I never knew Jacobs’s son at Berkhamsted as I was a boarder and he was a day-boy and as in so many schools a great gulf divided the two. Probably it was the same at Lancing! Or were you so buried in the depths of the country that you didn’t have any day-boys? I think I began to use Lancing as my symbol of a minor public school after being given the life of one of the headmasters to review in very early days.4 There seemed to be so much in common between Lancing and Berkhamsted that I thought I could safely depend on transferring impressions from one school to another!
I was not suffering from any adult superiority at Oxford to explain our paths not crossing, but I belonged to a rather rigorously Balliol group of perhaps boisterous heterosexuals, while your path temporarily took you into the other camp.

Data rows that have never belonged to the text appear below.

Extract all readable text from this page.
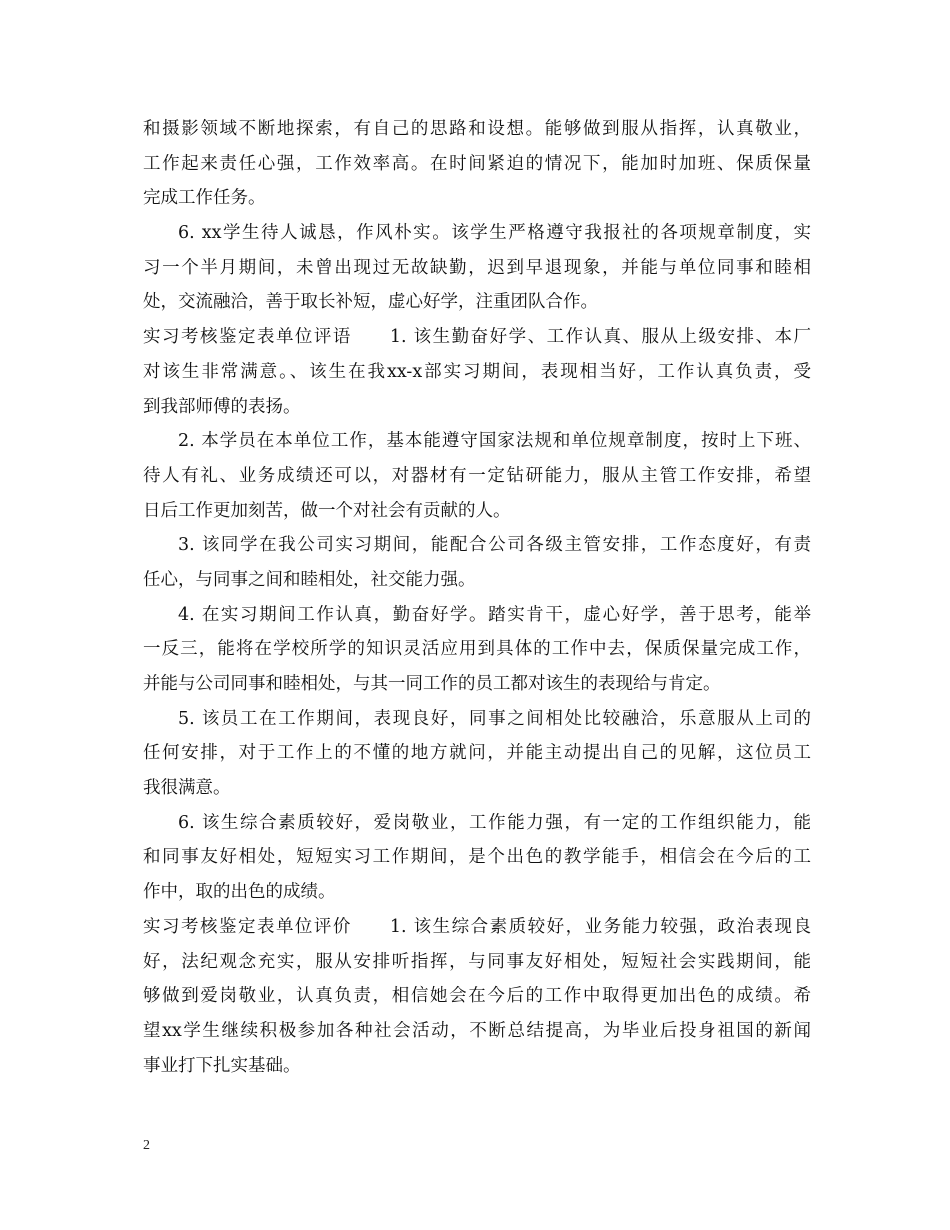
和摄影领域不断地探索，有自己的思路和设想。能够做到服从指挥，认真敬业，
工作起来责任心强，工作效率高。在时间紧迫的情况下，能加时加班、保质保量
完成工作任务。
6. xx学生待人诚恳，作风朴实。该学生严格遵守我报社的各项规章制度，实
习一个半月期间，未曾出现过无故缺勤，迟到早退现象，并能与单位同事和睦相
处，交流融洽，善于取长补短，虚心好学，注重团队合作。
实习考核鉴定表单位评语　　1. 该生勤奋好学、工作认真、服从上级安排、本厂
对该生非常满意。、该生在我xx-x部实习期间，表现相当好，工作认真负责，受
到我部师傅的表扬。
2. 本学员在本单位工作，基本能遵守国家法规和单位规章制度，按时上下班、
待人有礼、业务成绩还可以，对器材有一定钻研能力，服从主管工作安排，希望
日后工作更加刻苦，做一个对社会有贡献的人。
3. 该同学在我公司实习期间，能配合公司各级主管安排，工作态度好，有责
任心，与同事之间和睦相处，社交能力强。
4. 在实习期间工作认真，勤奋好学。踏实肯干，虚心好学，善于思考，能举
一反三，能将在学校所学的知识灵活应用到具体的工作中去，保质保量完成工作，
并能与公司同事和睦相处，与其一同工作的员工都对该生的表现给与肯定。
5. 该员工在工作期间，表现良好，同事之间相处比较融洽，乐意服从上司的
任何安排，对于工作上的不懂的地方就问，并能主动提出自己的见解，这位员工
我很满意。
6. 该生综合素质较好，爱岗敬业，工作能力强，有一定的工作组织能力，能
和同事友好相处，短短实习工作期间，是个出色的教学能手，相信会在今后的工
作中，取的出色的成绩。
实习考核鉴定表单位评价　　1. 该生综合素质较好，业务能力较强，政治表现良
好，法纪观念充实，服从安排听指挥，与同事友好相处，短短社会实践期间，能
够做到爱岗敬业，认真负责，相信她会在今后的工作中取得更加出色的成绩。希
望xx学生继续积极参加各种社会活动，不断总结提高，为毕业后投身祖国的新闻
事业打下扎实基础。
2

Also for a considerable period of my time at Oxford I lived in a general haze of drink. I’ve never drunk so much in my life since! There was also in the last two years a would-be Oxford Horizon called the Oxford Outlook to keep me occupied. Harold used to contribute to this and Eddy Sackville-West and Edith Sitwell. Alas I had no chance of printing anything from you.
I’ve just been going through a horrible experience with a play which has determined me never again to write for the stage. In a few days the worst will be over and I depart to the peace of France.